The rise in long-term yields is a global phenomenon. Japan is in focus, but the rise in long-term yields is really much broader. The chart below shows 10y20y forward yields across all key G10 economies. Switzerland (green line) - one of the world’s top safe havens - is the only outlier.
Precious metals are on fire. As the chart below shows, silver is now up 150 percent since Chair Powell’s dovish speech at Jackson Hole on August 22 and gold is up 43 percent. As on many previous occasions when the precious metals bubble goes into overdrive, this is spilling over into platinum and palladium.
Safe haven currencies rallied hard. The combination of debt sustainability fears and elevated geopolitical tensions drove safe haven currencies like the Swiss Franc and Swedish Krona sharply higher yesterday, as the chart below shows. The hunt for safe havens therefore isn’t just about precious metals. It’s about any and all assets that will protect principal.
The Dollar is under growing depreciation pressure. I’ve flagged the Dollar versus emerging markets (EM) as a key barometer for Dollar sentiment. As the blue line in the chart below shows, the Dollar has been falling against EM for many weeks. That weakness spilled over into the G10 Dollar yesterday as tensions rose over Greenland.

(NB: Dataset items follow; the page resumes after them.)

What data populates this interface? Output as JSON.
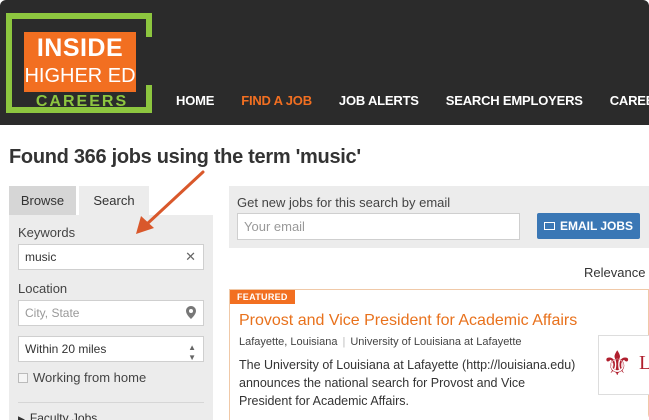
{
  "brand": {
    "line1": "INSIDE",
    "line2": "HIGHER ED",
    "sub": "CAREERS",
    "colors": {
      "orange": "#f26f21",
      "green": "#8dc63f",
      "header_bg": "#2b2b2b",
      "link_blue": "#3a77b5"
    }
  },
  "nav": {
    "items": [
      {
        "label": "HOME",
        "active": false
      },
      {
        "label": "FIND A JOB",
        "active": true
      },
      {
        "label": "JOB ALERTS",
        "active": false
      },
      {
        "label": "SEARCH EMPLOYERS",
        "active": false
      },
      {
        "label": "CAREER A",
        "active": false
      }
    ]
  },
  "page": {
    "title": "Found 366 jobs using the term 'music'"
  },
  "sidebar": {
    "tabs": [
      {
        "label": "Browse"
      },
      {
        "label": "Search"
      }
    ],
    "keywords": {
      "label": "Keywords",
      "value": "music",
      "clear_icon": "close-icon"
    },
    "location": {
      "label": "Location",
      "placeholder": "City, State",
      "icon": "map-pin-icon"
    },
    "radius": {
      "selected": "Within 20 miles"
    },
    "remote": {
      "label": "Working from home",
      "checked": false
    },
    "facet": {
      "label": "Faculty Jobs"
    }
  },
  "alert": {
    "label": "Get new jobs for this search by email",
    "placeholder": "Your email",
    "button": "EMAIL JOBS"
  },
  "sort": {
    "label": "Relevance"
  },
  "job": {
    "badge": "FEATURED",
    "title": "Provost and Vice President for Academic Affairs",
    "location": "Lafayette, Louisiana",
    "employer": "University of Louisiana at Lafayette",
    "description": "The University of Louisiana at Lafayette (http://louisiana.edu) announces the national search for Provost and Vice President for Academic Affairs.",
    "logo_icon": "fleur-de-lis-icon"
  }
}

Don’t touch the Yen with a ten-foot pole. When currencies have been depreciating for some time, there’s a natural tendency to want to buy the dip. Don’t do that for the Yen. Japan is in total denial on its debt overhang. That will only change once Yen devaluation gets the government to change course. We’re nowhere near that. As crazy as it sounds, we’re in my opinion only in the early stages of Yen debasement. The decoupling between rate differentials and the Yen - shown in the chart below - has a lot further to go.